De la donnée macro à la décision individuelle

Une étude de marché décrit des tendances agrégées ; elle ne dit jamais quoi faire de votre épargne. C'est le saut le plus délicat : passer d'un panorama national à un choix personnel cohérent avec votre situation, votre horizon et votre tolérance au risque. Le non coté reste un placement illiquide, sur lequel on immobilise des fonds plusieurs années et où le capital n'est pas garanti.

C'est là que se joue notre métier chez LowInvestor : traduire ces signaux de marché en compétences concrètes, vous aider à comprendre chaque étape de financement, et faciliter la mise en relation entre investisseurs particuliers et startups, sans survendre ni promettre des rendements. La donnée de France Invest est une excellente matière première ; encore faut-il savoir la lire pour vous, et pas pour un fonds institutionnel.
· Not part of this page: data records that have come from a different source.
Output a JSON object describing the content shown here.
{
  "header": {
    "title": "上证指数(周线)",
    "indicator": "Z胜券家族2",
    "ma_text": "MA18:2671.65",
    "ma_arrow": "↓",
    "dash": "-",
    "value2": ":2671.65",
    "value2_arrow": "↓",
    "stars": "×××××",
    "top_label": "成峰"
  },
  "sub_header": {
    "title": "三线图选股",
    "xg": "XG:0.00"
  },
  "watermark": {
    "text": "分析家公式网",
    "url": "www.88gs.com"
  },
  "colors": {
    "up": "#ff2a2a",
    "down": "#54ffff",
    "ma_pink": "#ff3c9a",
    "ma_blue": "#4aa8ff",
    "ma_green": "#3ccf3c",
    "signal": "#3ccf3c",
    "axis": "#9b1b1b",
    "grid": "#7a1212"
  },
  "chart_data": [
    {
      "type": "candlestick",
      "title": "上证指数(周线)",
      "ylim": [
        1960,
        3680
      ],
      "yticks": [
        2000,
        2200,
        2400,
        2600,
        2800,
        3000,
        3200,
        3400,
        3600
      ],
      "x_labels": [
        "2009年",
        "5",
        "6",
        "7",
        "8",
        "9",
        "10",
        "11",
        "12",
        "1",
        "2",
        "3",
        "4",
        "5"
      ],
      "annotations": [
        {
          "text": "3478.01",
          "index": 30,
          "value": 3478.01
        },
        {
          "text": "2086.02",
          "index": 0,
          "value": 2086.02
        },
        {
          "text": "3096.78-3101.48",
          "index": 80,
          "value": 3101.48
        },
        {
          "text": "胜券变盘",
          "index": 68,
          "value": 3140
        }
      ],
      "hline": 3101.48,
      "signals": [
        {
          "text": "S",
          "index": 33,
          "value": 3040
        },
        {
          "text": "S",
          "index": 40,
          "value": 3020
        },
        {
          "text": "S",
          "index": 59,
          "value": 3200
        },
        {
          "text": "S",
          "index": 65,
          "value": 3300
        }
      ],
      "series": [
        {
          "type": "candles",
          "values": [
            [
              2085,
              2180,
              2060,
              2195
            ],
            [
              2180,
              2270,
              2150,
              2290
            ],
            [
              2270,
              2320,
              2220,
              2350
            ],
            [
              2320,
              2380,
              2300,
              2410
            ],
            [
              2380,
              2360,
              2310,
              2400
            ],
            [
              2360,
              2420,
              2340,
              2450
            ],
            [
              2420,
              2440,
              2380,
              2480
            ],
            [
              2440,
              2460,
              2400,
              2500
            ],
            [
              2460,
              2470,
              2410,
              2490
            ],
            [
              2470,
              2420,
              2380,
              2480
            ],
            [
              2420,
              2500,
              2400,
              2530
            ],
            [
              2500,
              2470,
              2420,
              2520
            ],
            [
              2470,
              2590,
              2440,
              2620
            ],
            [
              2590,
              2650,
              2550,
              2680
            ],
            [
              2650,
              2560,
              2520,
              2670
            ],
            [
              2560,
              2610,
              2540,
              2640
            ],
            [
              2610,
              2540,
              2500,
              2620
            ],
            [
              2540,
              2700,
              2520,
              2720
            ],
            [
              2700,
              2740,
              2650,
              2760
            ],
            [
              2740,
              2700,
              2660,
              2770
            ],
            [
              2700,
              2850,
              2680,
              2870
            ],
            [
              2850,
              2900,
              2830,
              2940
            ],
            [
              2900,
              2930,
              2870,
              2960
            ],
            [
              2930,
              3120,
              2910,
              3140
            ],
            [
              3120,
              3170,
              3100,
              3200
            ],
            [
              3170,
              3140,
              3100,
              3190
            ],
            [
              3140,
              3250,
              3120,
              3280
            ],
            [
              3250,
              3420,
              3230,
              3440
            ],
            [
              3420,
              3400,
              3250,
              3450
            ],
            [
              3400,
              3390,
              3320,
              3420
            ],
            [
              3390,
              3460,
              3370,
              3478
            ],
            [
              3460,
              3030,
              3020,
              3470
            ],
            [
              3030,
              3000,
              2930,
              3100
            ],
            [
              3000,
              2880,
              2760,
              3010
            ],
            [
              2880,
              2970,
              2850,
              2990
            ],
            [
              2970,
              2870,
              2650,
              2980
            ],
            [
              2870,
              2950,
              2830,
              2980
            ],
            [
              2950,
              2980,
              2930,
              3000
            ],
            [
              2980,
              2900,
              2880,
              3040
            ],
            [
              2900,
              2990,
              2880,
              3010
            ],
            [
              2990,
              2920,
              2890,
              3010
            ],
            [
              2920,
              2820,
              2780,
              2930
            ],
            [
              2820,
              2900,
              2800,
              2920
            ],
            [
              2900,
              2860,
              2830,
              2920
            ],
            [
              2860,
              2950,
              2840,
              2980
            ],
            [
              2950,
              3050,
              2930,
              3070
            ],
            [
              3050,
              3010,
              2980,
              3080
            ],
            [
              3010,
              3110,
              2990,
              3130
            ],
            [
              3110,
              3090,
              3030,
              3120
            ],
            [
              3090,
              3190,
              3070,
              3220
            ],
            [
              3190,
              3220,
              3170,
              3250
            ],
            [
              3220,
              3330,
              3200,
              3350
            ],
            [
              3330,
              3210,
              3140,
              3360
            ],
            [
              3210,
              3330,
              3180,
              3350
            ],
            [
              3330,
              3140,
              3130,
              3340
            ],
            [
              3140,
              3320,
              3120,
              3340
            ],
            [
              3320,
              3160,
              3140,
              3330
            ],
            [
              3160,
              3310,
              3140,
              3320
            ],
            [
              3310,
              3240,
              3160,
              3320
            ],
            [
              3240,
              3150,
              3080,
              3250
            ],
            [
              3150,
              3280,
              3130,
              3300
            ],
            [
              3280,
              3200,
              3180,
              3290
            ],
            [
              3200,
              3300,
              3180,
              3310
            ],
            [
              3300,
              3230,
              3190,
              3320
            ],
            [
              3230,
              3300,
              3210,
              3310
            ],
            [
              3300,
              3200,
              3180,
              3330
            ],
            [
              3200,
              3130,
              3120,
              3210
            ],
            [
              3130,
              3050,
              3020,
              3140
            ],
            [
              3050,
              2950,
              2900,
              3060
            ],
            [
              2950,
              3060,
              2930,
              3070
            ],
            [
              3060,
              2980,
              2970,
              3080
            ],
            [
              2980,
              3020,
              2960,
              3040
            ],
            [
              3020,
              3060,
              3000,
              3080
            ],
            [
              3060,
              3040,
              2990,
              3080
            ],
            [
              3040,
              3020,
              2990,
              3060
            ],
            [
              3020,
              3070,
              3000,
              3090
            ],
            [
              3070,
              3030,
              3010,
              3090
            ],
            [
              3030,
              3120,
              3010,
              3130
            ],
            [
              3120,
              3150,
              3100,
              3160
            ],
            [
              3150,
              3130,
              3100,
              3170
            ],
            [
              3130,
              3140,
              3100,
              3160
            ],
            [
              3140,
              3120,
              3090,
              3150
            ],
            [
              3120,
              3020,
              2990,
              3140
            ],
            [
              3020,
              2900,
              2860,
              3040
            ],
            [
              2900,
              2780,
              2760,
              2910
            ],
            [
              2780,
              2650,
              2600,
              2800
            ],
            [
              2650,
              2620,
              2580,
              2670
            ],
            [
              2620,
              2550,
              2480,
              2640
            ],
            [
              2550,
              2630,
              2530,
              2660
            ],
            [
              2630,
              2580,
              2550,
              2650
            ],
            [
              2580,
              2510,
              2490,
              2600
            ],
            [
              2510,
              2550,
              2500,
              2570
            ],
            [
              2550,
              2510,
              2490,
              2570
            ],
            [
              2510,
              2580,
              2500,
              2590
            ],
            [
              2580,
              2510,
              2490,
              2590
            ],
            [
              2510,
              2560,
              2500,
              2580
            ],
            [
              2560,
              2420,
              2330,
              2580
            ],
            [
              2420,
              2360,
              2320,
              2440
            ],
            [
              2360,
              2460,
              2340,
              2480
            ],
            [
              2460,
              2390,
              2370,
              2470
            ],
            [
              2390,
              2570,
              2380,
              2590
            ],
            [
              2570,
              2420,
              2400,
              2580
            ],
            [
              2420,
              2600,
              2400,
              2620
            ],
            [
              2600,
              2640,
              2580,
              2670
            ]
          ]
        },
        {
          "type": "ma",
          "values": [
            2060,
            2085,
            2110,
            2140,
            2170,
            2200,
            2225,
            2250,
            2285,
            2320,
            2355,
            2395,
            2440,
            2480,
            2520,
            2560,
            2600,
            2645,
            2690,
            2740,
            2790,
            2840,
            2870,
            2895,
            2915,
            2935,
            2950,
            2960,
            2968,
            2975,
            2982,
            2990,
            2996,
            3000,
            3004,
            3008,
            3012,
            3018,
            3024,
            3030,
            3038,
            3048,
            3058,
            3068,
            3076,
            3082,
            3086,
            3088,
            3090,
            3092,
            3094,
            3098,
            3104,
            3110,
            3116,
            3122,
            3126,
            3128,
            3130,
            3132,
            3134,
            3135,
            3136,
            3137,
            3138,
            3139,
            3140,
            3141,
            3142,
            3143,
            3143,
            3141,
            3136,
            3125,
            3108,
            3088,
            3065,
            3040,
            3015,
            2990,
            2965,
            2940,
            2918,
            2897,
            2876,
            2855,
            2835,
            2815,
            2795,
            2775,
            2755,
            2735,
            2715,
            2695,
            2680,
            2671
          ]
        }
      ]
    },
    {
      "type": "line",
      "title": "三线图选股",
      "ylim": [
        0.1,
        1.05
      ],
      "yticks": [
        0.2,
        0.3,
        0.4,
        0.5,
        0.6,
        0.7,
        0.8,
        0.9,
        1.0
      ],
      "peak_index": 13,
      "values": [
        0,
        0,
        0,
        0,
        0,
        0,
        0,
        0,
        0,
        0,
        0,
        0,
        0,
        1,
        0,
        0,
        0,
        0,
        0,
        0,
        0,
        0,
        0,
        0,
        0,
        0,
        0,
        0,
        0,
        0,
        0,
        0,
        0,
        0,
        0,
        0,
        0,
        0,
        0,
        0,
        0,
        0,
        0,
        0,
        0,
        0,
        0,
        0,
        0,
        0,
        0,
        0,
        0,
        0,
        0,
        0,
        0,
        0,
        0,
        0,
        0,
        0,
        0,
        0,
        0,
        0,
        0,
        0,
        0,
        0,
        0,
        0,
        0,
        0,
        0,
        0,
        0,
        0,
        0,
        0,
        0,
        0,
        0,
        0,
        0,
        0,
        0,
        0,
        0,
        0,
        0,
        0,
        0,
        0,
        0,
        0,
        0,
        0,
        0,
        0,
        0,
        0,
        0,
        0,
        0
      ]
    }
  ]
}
Ce que vous pouvez en retenir

Avant de regarder une opportunité précise, prenez le temps de situer où elle se trouve dans la chaîne : amorçage, venture ou growth. C'est la première grille de lecture pour évaluer un risque. Les travaux de France Invest, et désormais le pont noué avec le CNRS, confirment que le non coté français est un écosystème structuré, en mouvement, et de plus en plus adossé à la recherche. À vous d'y entrer informé, à votre rythme, et au bon étage.

Questions fréquentes

Qu'est-ce que l'étude Venture & Growth de France Invest ?

C'est une étude publiée par France Invest, l'association qui fédère les acteurs français du capital-investissement. Sa 4e édition paraît le 16 juin 2026 et dresse un panorama du financement des startups et scaleups françaises, de l'amorçage à l'hypercroissance.

Quelles sont les étapes du financement non coté d'une startup ?

Il existe trois étapes successives. L'amorçage finance une idée et une équipe, parfois avant le moindre chiffre d'affaires. Le venture accompagne des entreprises ayant prouvé un début de traction. Le growth finance des scaleups installées en phase d'hypercroissance, sur des montants plus élevés.

Qui finance une startup à l'amorçage ?

À l'amorçage, le financement provient principalement des business angels et des fonds de seed. On finance alors une idée et une équipe, parfois avant le moindre euro de chiffre d'affaires.

Pourquoi cette étude est-elle utile pour un investisseur particulier ?

Elle rend lisible une chaîne de financement souvent perçue comme opaque et réservée aux initiés. Comprendre la segmentation entre amorçage, venture et growth permet à un particulier de situer son propre niveau d'exposition et de risque selon l'étape choisie.

Quel est le niveau de risque d'un investissement en amorçage ?

Investir en amorçage signifie accepter un risque élevé et un horizon long. En contrepartie, le potentiel est important mais incertain, puisque l'on finance des entreprises très jeunes, parfois sans chiffre d'affaires.